As of February 26, 2022, there have been nearly 79 million confirmed cases of COVID-19 and almost 950,000 COVID-19 related deaths in the United States. With over 430 million cases and nearly six million deaths worldwide, it is needless to say that the healthcare industry has been suffering terribly.
In 2020, while hospitals and other medical facilities began experiencing mass staffing shortages, the systems were still being crippled by the spiking number of people requiring medical assistance. This was especially problematic since they were already pushed to their limits before the pandemic even began.
Panic quickly spread across the globe when COVID-19 was first discovered, and the fear only intensified. The uncertainty, multiple lockdowns, shutdowns, shortages, and a plethora of other measures that followed took heavy tolls on people’s lives. Unfortunately, over two years later, this ripple effect is still continuing to expand.
The pandemic evoked an entirely new onslaught of physical and mental ailments that stem from this type of crisis. Extreme isolation and other COVID-19 related factors sparked countless cases of heightened and first time ever anxiety disorders, severe depression, PTSD (Post Traumatic Stress Disorder) symptoms, chronic pain and other long term issues, complications with blood pressure, diet, exercise, weight, breathing problems, and much more. Luckily, many of the symptoms are preventable, manageable, and even curable with the proper preparation and treatment.
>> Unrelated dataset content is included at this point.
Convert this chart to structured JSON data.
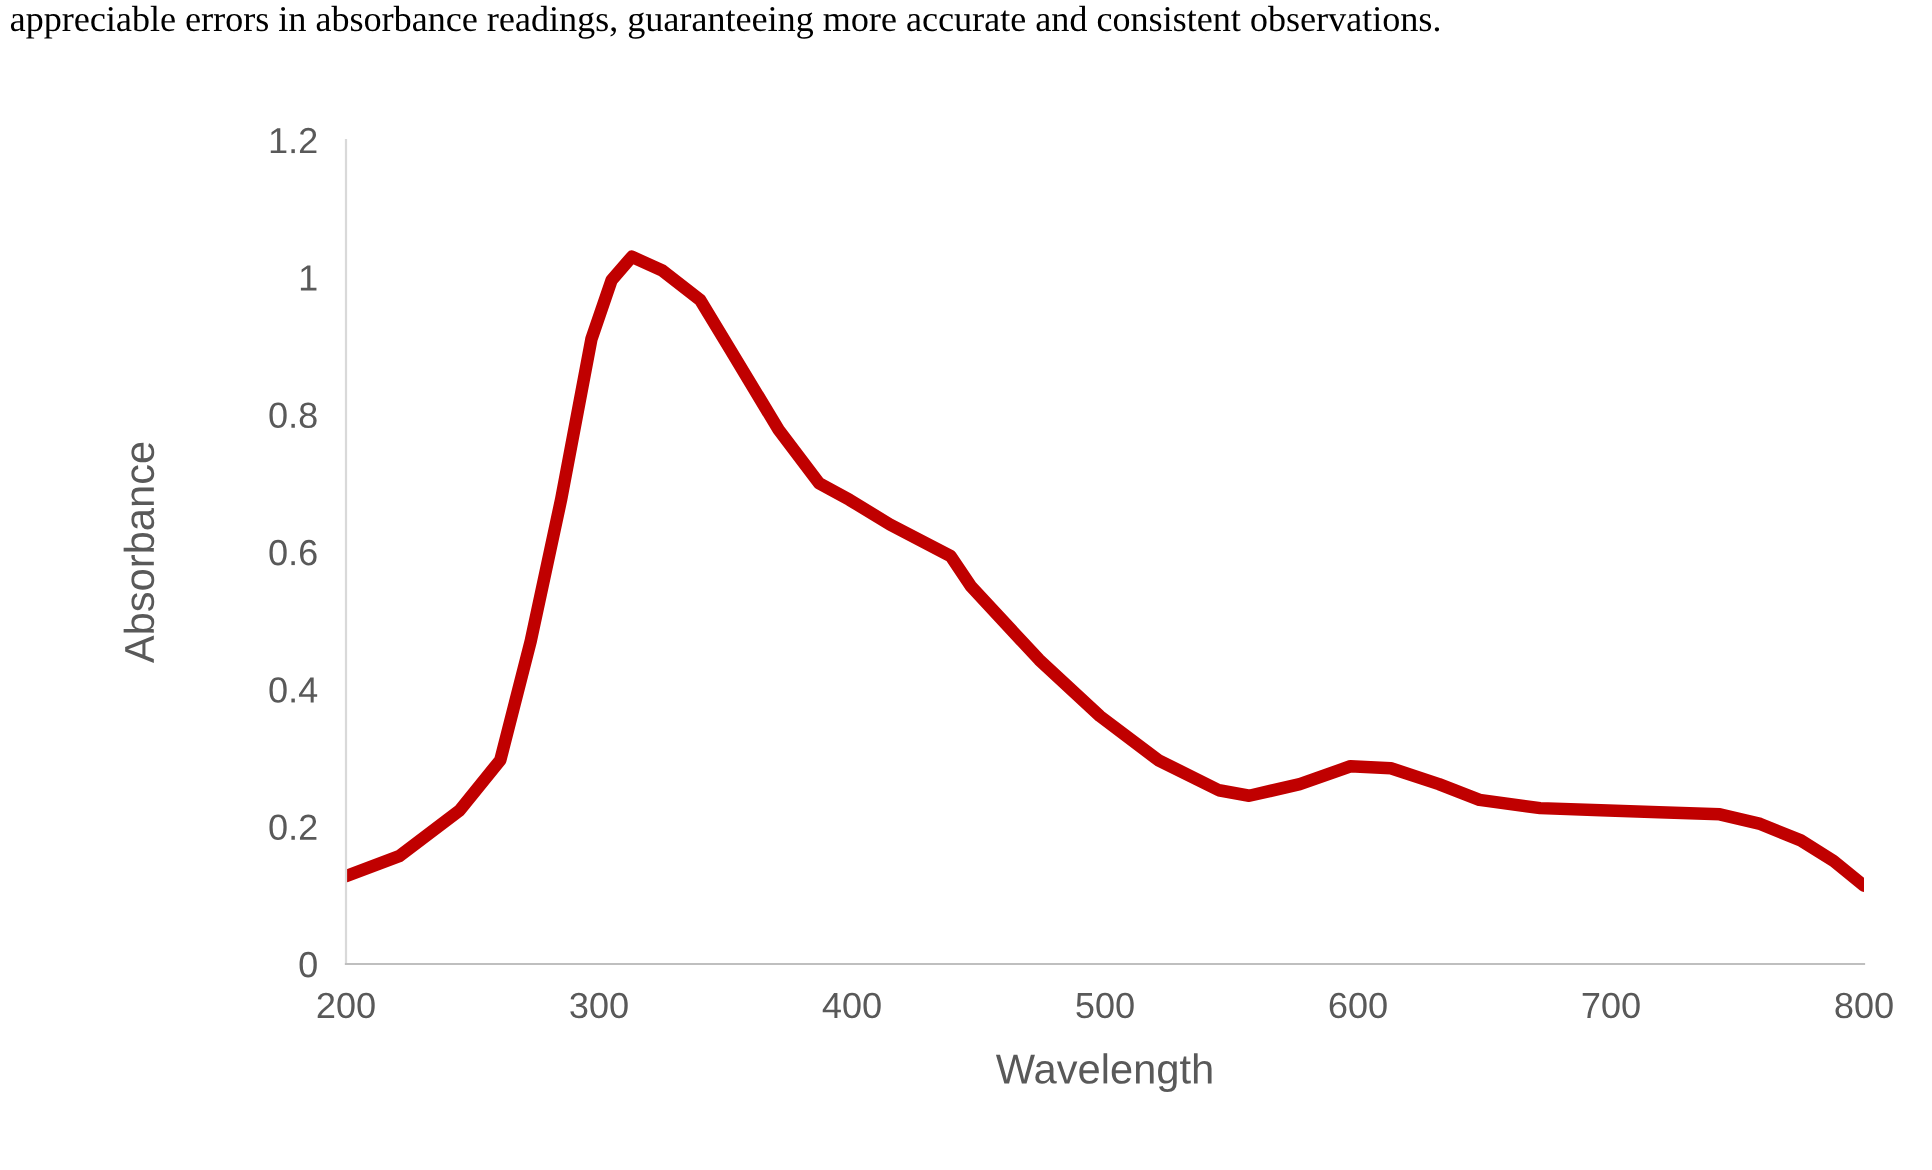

The problem is that people in many areas of the United States and other parts of the world are still experiencing difficulty obtaining the medical help they need. Some factors include lack of resources, healthcare workers, finances, transportation, accessibility, and availability. Patients are forced to postpone or cancel tests, treatments, surgeries, and other procedures, risking and often solidifying the worsening of their conditions.
In late 2020, the American healthcare system spent approximately $5 million for every one million people who sought medical assistance for COVID-19 related symptoms and illnesses. It was also predicted that the industry would likely suffer an incremental increase of $125-$200 billion, resulting in a massive upcharge of $30-$65 billion in patients’ medical costs.
Experts are still discovering new characteristics of the virus today, along with its unpredictable effects on people. Sadly, a multitude of severe, long-term, and other unknown effects of contracting COVID-19 continue to emerge, and it is projected that many more deaths are still to come. Luckily, scientists and medical professionals continue to discover treatments and preventative measures as well, even though their industries have been stretched so thinly.